Above normal temperatures are forecast in the Madison area Wednesday and Thursday, with highs reaching 49 and 60 and the overnight low only dropping to 46.
Showers are likely between 8 a.m. and 2 p.m. Wednesday, with patchy fog possible before 3 p.m. Showers and a possible thunderstorm are likely at night, with some storms producing heavy rain.
The Thursday scenario is showers and a possible thunderstorm before 8 a.m., then showers and storms up to 2 p.m. and showers afterward.
We could see a quarter-inch of rain Wednesday and a half-inch Wednesday night, then less than a tenth of an inch on Thursday, unless thunderstorms develop and produce heavy rain.
Winds are also expected to be strong, gusting up to 30 mph Wednesday and 35 mph Wednesday night.
Fog could also be a problem thanks to the melting snow, with patchy dense fog possible Wednesday night into Thursday morning.
Cold air moves into the region Thursday night, and with it the chance for rain and snow overnight.
Highs will be closer to normal for the weekend.
The forecast calls for a high of 38 on Friday under cloudy skies, 37 and sun on Saturday and 40 and sun on Sunday.
Monday should be good with sun and 39, then there is a slight chance for rain on Tuesday with a high of 41.

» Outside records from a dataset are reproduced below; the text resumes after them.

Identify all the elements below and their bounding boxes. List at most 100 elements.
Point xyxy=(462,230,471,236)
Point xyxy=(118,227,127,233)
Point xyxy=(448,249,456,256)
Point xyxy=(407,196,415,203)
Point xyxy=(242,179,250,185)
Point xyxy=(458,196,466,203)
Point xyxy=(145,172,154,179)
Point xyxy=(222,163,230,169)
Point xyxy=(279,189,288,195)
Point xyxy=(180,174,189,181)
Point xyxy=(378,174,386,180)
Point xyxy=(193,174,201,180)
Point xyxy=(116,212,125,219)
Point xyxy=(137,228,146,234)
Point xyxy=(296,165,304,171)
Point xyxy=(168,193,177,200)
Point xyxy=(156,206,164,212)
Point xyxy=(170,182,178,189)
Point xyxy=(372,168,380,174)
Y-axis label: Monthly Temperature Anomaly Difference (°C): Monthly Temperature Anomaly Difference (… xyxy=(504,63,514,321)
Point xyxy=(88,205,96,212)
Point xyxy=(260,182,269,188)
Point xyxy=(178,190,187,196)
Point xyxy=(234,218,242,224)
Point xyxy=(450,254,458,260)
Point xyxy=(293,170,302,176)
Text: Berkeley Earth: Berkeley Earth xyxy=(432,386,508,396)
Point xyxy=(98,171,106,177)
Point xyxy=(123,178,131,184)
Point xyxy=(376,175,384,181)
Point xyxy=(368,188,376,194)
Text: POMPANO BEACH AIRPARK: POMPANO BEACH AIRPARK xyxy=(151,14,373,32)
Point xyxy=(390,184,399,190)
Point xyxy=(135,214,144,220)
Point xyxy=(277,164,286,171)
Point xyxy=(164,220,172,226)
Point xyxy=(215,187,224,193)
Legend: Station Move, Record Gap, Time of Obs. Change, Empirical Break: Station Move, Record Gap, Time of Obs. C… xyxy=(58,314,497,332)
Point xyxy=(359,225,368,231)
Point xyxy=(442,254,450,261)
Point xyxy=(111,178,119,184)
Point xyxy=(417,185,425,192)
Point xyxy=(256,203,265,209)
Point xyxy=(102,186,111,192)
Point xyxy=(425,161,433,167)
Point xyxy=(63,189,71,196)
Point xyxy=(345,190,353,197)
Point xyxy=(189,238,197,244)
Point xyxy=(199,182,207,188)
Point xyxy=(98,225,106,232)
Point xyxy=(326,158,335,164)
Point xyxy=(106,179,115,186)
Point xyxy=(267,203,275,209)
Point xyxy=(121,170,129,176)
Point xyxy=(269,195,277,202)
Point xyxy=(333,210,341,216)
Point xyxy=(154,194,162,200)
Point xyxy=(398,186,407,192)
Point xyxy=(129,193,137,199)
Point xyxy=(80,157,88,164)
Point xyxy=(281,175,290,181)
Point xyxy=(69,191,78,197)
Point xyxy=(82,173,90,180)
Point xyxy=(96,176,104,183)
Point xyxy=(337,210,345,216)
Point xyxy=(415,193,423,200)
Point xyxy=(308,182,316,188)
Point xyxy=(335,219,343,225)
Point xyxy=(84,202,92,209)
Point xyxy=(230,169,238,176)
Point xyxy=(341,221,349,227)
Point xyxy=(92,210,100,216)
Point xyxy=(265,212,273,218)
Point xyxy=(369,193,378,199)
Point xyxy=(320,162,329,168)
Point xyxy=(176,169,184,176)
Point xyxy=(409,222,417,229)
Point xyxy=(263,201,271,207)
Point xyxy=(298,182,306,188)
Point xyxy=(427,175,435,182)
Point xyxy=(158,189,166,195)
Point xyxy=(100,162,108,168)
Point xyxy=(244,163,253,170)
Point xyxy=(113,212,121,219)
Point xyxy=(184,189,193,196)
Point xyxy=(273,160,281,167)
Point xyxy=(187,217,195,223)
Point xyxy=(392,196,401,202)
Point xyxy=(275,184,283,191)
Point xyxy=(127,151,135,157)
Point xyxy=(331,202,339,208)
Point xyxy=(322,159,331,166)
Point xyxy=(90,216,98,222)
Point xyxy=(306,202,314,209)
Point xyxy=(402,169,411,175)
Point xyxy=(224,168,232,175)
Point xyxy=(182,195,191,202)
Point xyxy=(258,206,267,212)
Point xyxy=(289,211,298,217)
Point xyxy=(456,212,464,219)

Tuesday's high in Madison was 42, 1 degree above normal and 33 degrees below the record high of 75 for March 12, set in 1990.
The low of 15 was 8 degrees below normal and 22 degrees above the record low of 7 below for the date, set in 1948.
Two-hundredths of an inch of precipitation (rain plus snow converted to liquid) fell at the airport, bringing the March and meteorological spring (March through May) total up to 0.52 inches, 0.21 inches below normal.
The record precipitation total on March 12 was 0.81 inches in 1923, which came down as the record 12.9 inches of snow on that date.
Since Jan. 1, Madison has received 6.02 inches of precipitation, 2.61 inches above normal.
Madison has received 2.8 inches of snow in March and the spring, 0.5 inches below normal.
During the snow season from July 1 to June 30, Madison has received 54.3 inches of snow, 9.9 inches above normal.